Mount Meru – Tag 0


Entgegen unserer Annahme (oder Chris seiner Befürchtung 😏) geht es heute noch nicht direkt los. Stattdessen haben wir den Tag heute frei und können erst einmal so richtig ankommen. Also lecker gefrühstückt, zusammen mit kleinen lustigen Besuchern

Unser Hotel „Greenside“ befindet sich am Rand von Arusha. Es ist einfach aber sauber und die Beschäftigten sind super nett.

Da wir genügend Zeit haben, machen wir uns zu Fuß auf in Richtung „Stadtzentrum“. Zum einen wollen wir noch letzte Besorgungen machen und zum anderen erkunden wir das naturhistorische Museum. Dieses befindet sich in einem ehemaligen deutschen Militärstützpunkt samt einer Schildkröte namens George, die vermutlich die Deutschen auch noch live erlebt hat 🤣. Sie soll jedenfalls deutlich mehr als 100 Jahre alt sein.

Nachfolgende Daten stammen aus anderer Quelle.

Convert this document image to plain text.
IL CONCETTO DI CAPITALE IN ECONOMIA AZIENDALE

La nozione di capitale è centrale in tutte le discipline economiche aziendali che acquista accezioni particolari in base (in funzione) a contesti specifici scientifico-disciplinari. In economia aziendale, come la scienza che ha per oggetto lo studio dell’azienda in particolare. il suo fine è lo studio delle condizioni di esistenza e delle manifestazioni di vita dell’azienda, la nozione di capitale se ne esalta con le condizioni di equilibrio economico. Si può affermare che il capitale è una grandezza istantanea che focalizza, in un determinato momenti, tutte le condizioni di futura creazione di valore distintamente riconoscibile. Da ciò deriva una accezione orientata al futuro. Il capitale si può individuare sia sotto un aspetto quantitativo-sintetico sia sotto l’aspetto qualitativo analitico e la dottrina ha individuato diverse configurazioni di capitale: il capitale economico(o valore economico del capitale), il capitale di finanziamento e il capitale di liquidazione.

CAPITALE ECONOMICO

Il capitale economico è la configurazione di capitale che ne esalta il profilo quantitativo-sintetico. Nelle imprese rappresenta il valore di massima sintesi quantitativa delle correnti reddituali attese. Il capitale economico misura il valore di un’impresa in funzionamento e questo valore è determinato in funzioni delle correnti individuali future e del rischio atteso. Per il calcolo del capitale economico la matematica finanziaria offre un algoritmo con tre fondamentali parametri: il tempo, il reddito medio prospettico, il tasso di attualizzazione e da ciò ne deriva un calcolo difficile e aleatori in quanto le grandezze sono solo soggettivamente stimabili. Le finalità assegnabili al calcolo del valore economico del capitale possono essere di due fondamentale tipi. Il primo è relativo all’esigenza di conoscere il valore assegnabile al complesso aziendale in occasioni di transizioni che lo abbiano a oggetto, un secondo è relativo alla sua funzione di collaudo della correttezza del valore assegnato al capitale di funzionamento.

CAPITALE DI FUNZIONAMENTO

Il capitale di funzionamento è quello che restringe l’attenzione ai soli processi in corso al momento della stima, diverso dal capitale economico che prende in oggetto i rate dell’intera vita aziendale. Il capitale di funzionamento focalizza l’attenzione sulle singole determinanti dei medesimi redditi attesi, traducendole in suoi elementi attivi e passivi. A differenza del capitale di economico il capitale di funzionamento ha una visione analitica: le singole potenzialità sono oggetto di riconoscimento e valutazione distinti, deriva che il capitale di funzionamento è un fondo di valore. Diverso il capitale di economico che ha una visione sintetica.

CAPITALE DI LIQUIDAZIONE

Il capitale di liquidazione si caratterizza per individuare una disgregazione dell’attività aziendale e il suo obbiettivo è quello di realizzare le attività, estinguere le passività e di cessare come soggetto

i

Das Museum ist herrlich analog und gibt trotzdem spannende Einblicke in Flora und Fauna sowie die nicht ganz so rühmliche Geschichte der Deutschen in diesem Stützpunkt.

Und weil wir schon bei kultureller Bildung sind, machen wir im Anschluss noch eine Führung im „Tanzanite Experience“. In der Nähe des Kilimanjaro wird ein Edelstein namens „Tanzanite“ abgebaut. Dessen blau-violette Farbe und singulärer Fundort machen ihn so einzigartig, dass er vermutlich eher Wertanlage als Schmuckstück ist. Im Rahmen der Führung wird über den Abbau und die Veredelung berichtet und so kann man Ende auch nachvollziehen, warum der Stein so unglaublich teuer ist. Ich persönlich finde aber am Schönsten, dass die Maasai mit den unveredelten Steinen bis heute eine Art Brettspiel spielen, ohne auch nur jemals über den Wert der Steine in der restlichen Welt nachzudenken.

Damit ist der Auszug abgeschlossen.